Dot.com ad spend takes a dive

The days when advertising agencies could turn away dot.com clients because they had more business than they knew what to do with appear to be over. Dot.com ad spends in July were 44% down on the previous month, according to figures released by the media agency, Carat.
  
  


The days when advertising agencies could turn away dot.com clients because they had more business than they knew what to do with appear to be over. Dot.com ad spends in July were 44% down on the previous month, according to figures released by the media agency, Carat.

This is the first time that the drop in investor confidence in e-commerce has begun to make itself felt in the advertising world. Until this summer advertising expenditure by dot.com companies had been rising rapidly.
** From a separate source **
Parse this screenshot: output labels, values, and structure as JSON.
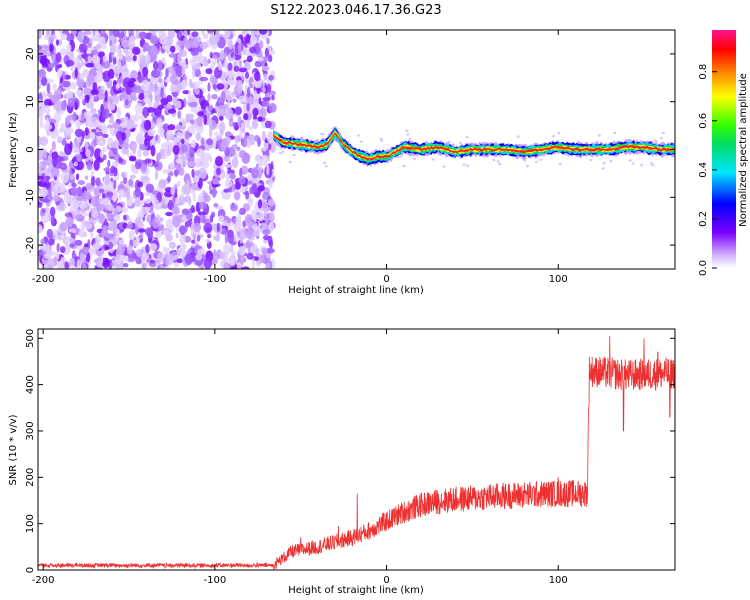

The amount spent on advertising campaigns by dot.coms increased from £7 million or 1% of total advertising spend in August 1999 to £70 million or 8.3% in May 2000.

But by July it was back down to £37 million and 5.8% of all advertising expenditure. The drop meant that by July advertisers had to spend less than half of what they used to spend to have the same impact. The highest-spending dot.com advertiser in July was BT, which spend £2.7 million, and advertisers spending just £350,000 a month made it into the top 20.

"There was a lot of business promised at the beginning of the year that simply hasn't delivered," said Guy Abrahams, strategic director at Carat. "The effects of the Wall Street judders this March and the subsequent fall in investor confidence have resulted in greater scrutiny of previously generous advertising budgets. I think we will see another drop for August, which is always a quiet month for advertisers, then things will start to pick up."

The falls were by no means uniform across all media. While July's outdoor spend fell by 71% month on month (confirming outdoor's reputation as the first to benefit from boom and the first to suffer bust), press only fell by 30%.

This is possibly a reflection of the increasingly tactical nature of the market. The good news for advertising agencies is that things will get better, although we are unlikely to see the mega-rises of earlier this year.

Abrahams predicts year-on-year increases in dot.com ad spends of between 50% and 100% in the months leading up to Christmas. This will be made up partly of successful foreign e-commerce advertisers and partly of established, so-called "clicks and mortar" companies, which operate both on the web and on the high street.

This will, he says, make it increasingly difficult to classify dot.com advertisers as we see companies such as Woolworth's or Virgin advertising their stores and websites at the same time.